Gözlerimi araladığımda, ilk gördüğüm kişinin Harry olması benim sınavım mıydı, bilemiyordum fakat eğer ki bir sınav ise, oldukça zorlu bir sınavdı.

Göz kapaklarımı kaldırmak sanki tonlarca ağırlıktaki bir kayayı kaldırmak kadar zordu. Öte yandan sanki göğsümün üzerinde bir ağırlık varmış, sanki biri varmış gibi zor nefes alıyordum ki daha neler olduğunu hatırlamıyordum bile. Her neyse çok kötü olmalıydı.

"İyi misin?" Demişti Edgar. Onu cevaplamadan çevreye olabildiğince göz gezdirdim. Bu orta hastane odasında Edgar dışında Ross, Carla ve kartından görebildiğim kadarıyla Dr. John vardı. Tabii kapıdaki Harry'i saymasak.

O da oldukça kötü görünüyordu. Yeşil gözlerinin altı mosmor olmuştu ve kızarık gözleri ile pek uyum içinde olduğu söylenemezdi. Oldum olası saçlarının düzgün ve şeklinde olmasına özen gösteren Harry, sanki hiçbir şey umrunda değilmişçesine saçlarını dağıtmıştı. Tabii ki umrunda olacaktı, sonuçta benim gibi bir sesi kaybetmek istemezdi. Yoksa beni önemsediği de yoktu ki!

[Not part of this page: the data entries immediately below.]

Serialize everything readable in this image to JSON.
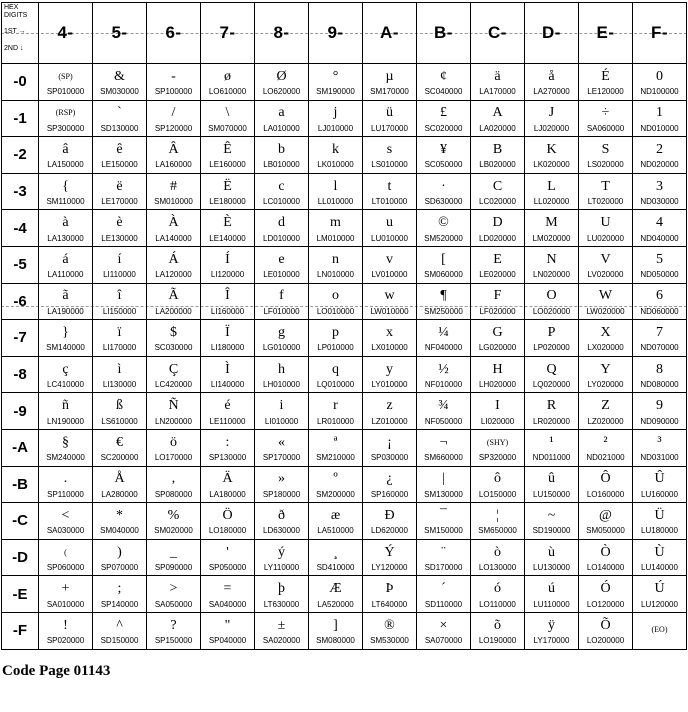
{
  "page": {
    "caption": "Code Page 01143"
  },
  "colors": {
    "background": "#ffffff",
    "grid_border": "#000000",
    "dash_line": "#9a9a9a",
    "text": "#000000"
  },
  "table": {
    "corner": {
      "title": "HEX DIGITS",
      "first": "1ST →",
      "second": "2ND ↓"
    },
    "columns": [
      "4-",
      "5-",
      "6-",
      "7-",
      "8-",
      "9-",
      "A-",
      "B-",
      "C-",
      "D-",
      "E-",
      "F-"
    ],
    "rows": [
      {
        "label": "-0",
        "cells": [
          [
            "(SP)",
            "SP010000"
          ],
          [
            "&",
            "SM030000"
          ],
          [
            "-",
            "SP100000"
          ],
          [
            "ø",
            "LO610000"
          ],
          [
            "Ø",
            "LO620000"
          ],
          [
            "°",
            "SM190000"
          ],
          [
            "µ",
            "SM170000"
          ],
          [
            "¢",
            "SC040000"
          ],
          [
            "ä",
            "LA170000"
          ],
          [
            "å",
            "LA270000"
          ],
          [
            "É",
            "LE120000"
          ],
          [
            "0",
            "ND100000"
          ]
        ]
      },
      {
        "label": "-1",
        "cells": [
          [
            "(RSP)",
            "SP300000"
          ],
          [
            "`",
            "SD130000"
          ],
          [
            "/",
            "SP120000"
          ],
          [
            "\\",
            "SM070000"
          ],
          [
            "a",
            "LA010000"
          ],
          [
            "j",
            "LJ010000"
          ],
          [
            "ü",
            "LU170000"
          ],
          [
            "£",
            "SC020000"
          ],
          [
            "A",
            "LA020000"
          ],
          [
            "J",
            "LJ020000"
          ],
          [
            "÷",
            "SA060000"
          ],
          [
            "1",
            "ND010000"
          ]
        ]
      },
      {
        "label": "-2",
        "cells": [
          [
            "â",
            "LA150000"
          ],
          [
            "ê",
            "LE150000"
          ],
          [
            "Â",
            "LA160000"
          ],
          [
            "Ê",
            "LE160000"
          ],
          [
            "b",
            "LB010000"
          ],
          [
            "k",
            "LK010000"
          ],
          [
            "s",
            "LS010000"
          ],
          [
            "¥",
            "SC050000"
          ],
          [
            "B",
            "LB020000"
          ],
          [
            "K",
            "LK020000"
          ],
          [
            "S",
            "LS020000"
          ],
          [
            "2",
            "ND020000"
          ]
        ]
      },
      {
        "label": "-3",
        "cells": [
          [
            "{",
            "SM110000"
          ],
          [
            "ë",
            "LE170000"
          ],
          [
            "#",
            "SM010000"
          ],
          [
            "Ë",
            "LE180000"
          ],
          [
            "c",
            "LC010000"
          ],
          [
            "l",
            "LL010000"
          ],
          [
            "t",
            "LT010000"
          ],
          [
            "·",
            "SD630000"
          ],
          [
            "C",
            "LC020000"
          ],
          [
            "L",
            "LL020000"
          ],
          [
            "T",
            "LT020000"
          ],
          [
            "3",
            "ND030000"
          ]
        ]
      },
      {
        "label": "-4",
        "cells": [
          [
            "à",
            "LA130000"
          ],
          [
            "è",
            "LE130000"
          ],
          [
            "À",
            "LA140000"
          ],
          [
            "È",
            "LE140000"
          ],
          [
            "d",
            "LD010000"
          ],
          [
            "m",
            "LM010000"
          ],
          [
            "u",
            "LU010000"
          ],
          [
            "©",
            "SM520000"
          ],
          [
            "D",
            "LD020000"
          ],
          [
            "M",
            "LM020000"
          ],
          [
            "U",
            "LU020000"
          ],
          [
            "4",
            "ND040000"
          ]
        ]
      },
      {
        "label": "-5",
        "cells": [
          [
            "á",
            "LA110000"
          ],
          [
            "í",
            "LI110000"
          ],
          [
            "Á",
            "LA120000"
          ],
          [
            "Í",
            "LI120000"
          ],
          [
            "e",
            "LE010000"
          ],
          [
            "n",
            "LN010000"
          ],
          [
            "v",
            "LV010000"
          ],
          [
            "[",
            "SM060000"
          ],
          [
            "E",
            "LE020000"
          ],
          [
            "N",
            "LN020000"
          ],
          [
            "V",
            "LV020000"
          ],
          [
            "5",
            "ND050000"
          ]
        ]
      },
      {
        "label": "-6",
        "cells": [
          [
            "ã",
            "LA190000"
          ],
          [
            "î",
            "LI150000"
          ],
          [
            "Ã",
            "LA200000"
          ],
          [
            "Î",
            "LI160000"
          ],
          [
            "f",
            "LF010000"
          ],
          [
            "o",
            "LO010000"
          ],
          [
            "w",
            "LW010000"
          ],
          [
            "¶",
            "SM250000"
          ],
          [
            "F",
            "LF020000"
          ],
          [
            "O",
            "LO020000"
          ],
          [
            "W",
            "LW020000"
          ],
          [
            "6",
            "ND060000"
          ]
        ]
      },
      {
        "label": "-7",
        "cells": [
          [
            "}",
            "SM140000"
          ],
          [
            "ï",
            "LI170000"
          ],
          [
            "$",
            "SC030000"
          ],
          [
            "Ï",
            "LI180000"
          ],
          [
            "g",
            "LG010000"
          ],
          [
            "p",
            "LP010000"
          ],
          [
            "x",
            "LX010000"
          ],
          [
            "¼",
            "NF040000"
          ],
          [
            "G",
            "LG020000"
          ],
          [
            "P",
            "LP020000"
          ],
          [
            "X",
            "LX020000"
          ],
          [
            "7",
            "ND070000"
          ]
        ]
      },
      {
        "label": "-8",
        "cells": [
          [
            "ç",
            "LC410000"
          ],
          [
            "ì",
            "LI130000"
          ],
          [
            "Ç",
            "LC420000"
          ],
          [
            "Ì",
            "LI140000"
          ],
          [
            "h",
            "LH010000"
          ],
          [
            "q",
            "LQ010000"
          ],
          [
            "y",
            "LY010000"
          ],
          [
            "½",
            "NF010000"
          ],
          [
            "H",
            "LH020000"
          ],
          [
            "Q",
            "LQ020000"
          ],
          [
            "Y",
            "LY020000"
          ],
          [
            "8",
            "ND080000"
          ]
        ]
      },
      {
        "label": "-9",
        "cells": [
          [
            "ñ",
            "LN190000"
          ],
          [
            "ß",
            "LS610000"
          ],
          [
            "Ñ",
            "LN200000"
          ],
          [
            "é",
            "LE110000"
          ],
          [
            "i",
            "LI010000"
          ],
          [
            "r",
            "LR010000"
          ],
          [
            "z",
            "LZ010000"
          ],
          [
            "¾",
            "NF050000"
          ],
          [
            "I",
            "LI020000"
          ],
          [
            "R",
            "LR020000"
          ],
          [
            "Z",
            "LZ020000"
          ],
          [
            "9",
            "ND090000"
          ]
        ]
      },
      {
        "label": "-A",
        "cells": [
          [
            "§",
            "SM240000"
          ],
          [
            "€",
            "SC200000"
          ],
          [
            "ö",
            "LO170000"
          ],
          [
            ":",
            "SP130000"
          ],
          [
            "«",
            "SP170000"
          ],
          [
            "ª",
            "SM210000"
          ],
          [
            "¡",
            "SP030000"
          ],
          [
            "¬",
            "SM660000"
          ],
          [
            "(SHY)",
            "SP320000"
          ],
          [
            "¹",
            "ND011000"
          ],
          [
            "²",
            "ND021000"
          ],
          [
            "³",
            "ND031000"
          ]
        ]
      },
      {
        "label": "-B",
        "cells": [
          [
            ".",
            "SP110000"
          ],
          [
            "Å",
            "LA280000"
          ],
          [
            ",",
            "SP080000"
          ],
          [
            "Ä",
            "LA180000"
          ],
          [
            "»",
            "SP180000"
          ],
          [
            "º",
            "SM200000"
          ],
          [
            "¿",
            "SP160000"
          ],
          [
            "|",
            "SM130000"
          ],
          [
            "ô",
            "LO150000"
          ],
          [
            "û",
            "LU150000"
          ],
          [
            "Ô",
            "LO160000"
          ],
          [
            "Û",
            "LU160000"
          ]
        ]
      },
      {
        "label": "-C",
        "cells": [
          [
            "<",
            "SA030000"
          ],
          [
            "*",
            "SM040000"
          ],
          [
            "%",
            "SM020000"
          ],
          [
            "Ö",
            "LO180000"
          ],
          [
            "ð",
            "LD630000"
          ],
          [
            "æ",
            "LA510000"
          ],
          [
            "Ð",
            "LD620000"
          ],
          [
            "¯",
            "SM150000"
          ],
          [
            "¦",
            "SM650000"
          ],
          [
            "~",
            "SD190000"
          ],
          [
            "@",
            "SM050000"
          ],
          [
            "Ü",
            "LU180000"
          ]
        ]
      },
      {
        "label": "-D",
        "cells": [
          [
            "(",
            "SP060000"
          ],
          [
            ")",
            "SP070000"
          ],
          [
            "_",
            "SP090000"
          ],
          [
            "'",
            "SP050000"
          ],
          [
            "ý",
            "LY110000"
          ],
          [
            "¸",
            "SD410000"
          ],
          [
            "Ý",
            "LY120000"
          ],
          [
            "¨",
            "SD170000"
          ],
          [
            "ò",
            "LO130000"
          ],
          [
            "ù",
            "LU130000"
          ],
          [
            "Ò",
            "LO140000"
          ],
          [
            "Ù",
            "LU140000"
          ]
        ]
      },
      {
        "label": "-E",
        "cells": [
          [
            "+",
            "SA010000"
          ],
          [
            ";",
            "SP140000"
          ],
          [
            ">",
            "SA050000"
          ],
          [
            "=",
            "SA040000"
          ],
          [
            "þ",
            "LT630000"
          ],
          [
            "Æ",
            "LA520000"
          ],
          [
            "Þ",
            "LT640000"
          ],
          [
            "´",
            "SD110000"
          ],
          [
            "ó",
            "LO110000"
          ],
          [
            "ú",
            "LU110000"
          ],
          [
            "Ó",
            "LO120000"
          ],
          [
            "Ú",
            "LU120000"
          ]
        ]
      },
      {
        "label": "-F",
        "cells": [
          [
            "!",
            "SP020000"
          ],
          [
            "^",
            "SD150000"
          ],
          [
            "?",
            "SP150000"
          ],
          [
            "\"",
            "SP040000"
          ],
          [
            "±",
            "SA020000"
          ],
          [
            "]",
            "SM080000"
          ],
          [
            "®",
            "SM530000"
          ],
          [
            "×",
            "SA070000"
          ],
          [
            "õ",
            "LO190000"
          ],
          [
            "ÿ",
            "LY170000"
          ],
          [
            "Õ",
            "LO200000"
          ],
          [
            "(EO)",
            ""
          ]
        ]
      }
    ]
  }
}
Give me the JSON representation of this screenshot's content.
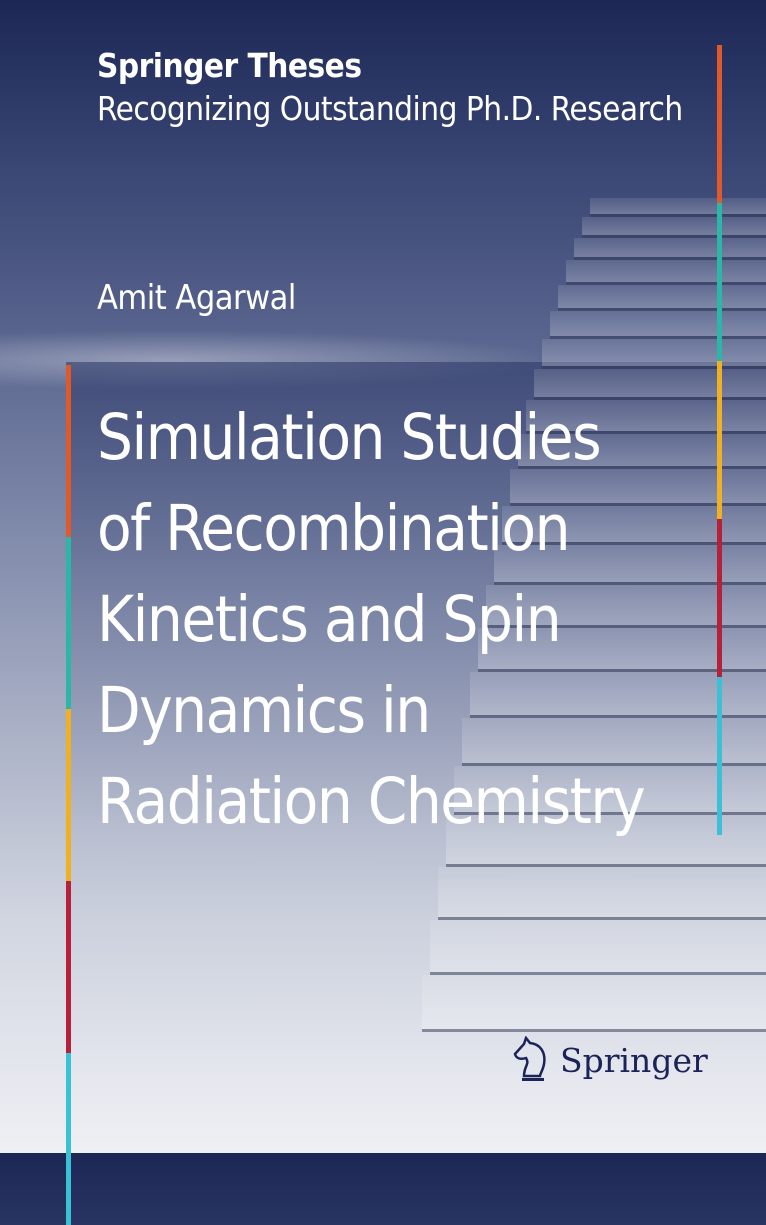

Edgar'ın sorusuna geç de olsa cevap verdim.

"Evet, iyiyim. Sadece...neler oldu?"

"Sen lavabodayken birdenbire yangın çıktı. Çok panikledim, seni almak için oraya gitmeye çalıştım fakat güvenlik görevlileri beni zorla dışarı çıkardı. Sonra...seni beklemeye başladım ama lanet olasıca görevliler kılını bile kıpırdatmıyordu..." sustu bir süre ve derin bir nefes aldı. Zorlanır gibi bir hali vardı. Beni bu denli önemsemesi o kadar mutluluk vericiydi ki, anlatamam. Sonra devam etti.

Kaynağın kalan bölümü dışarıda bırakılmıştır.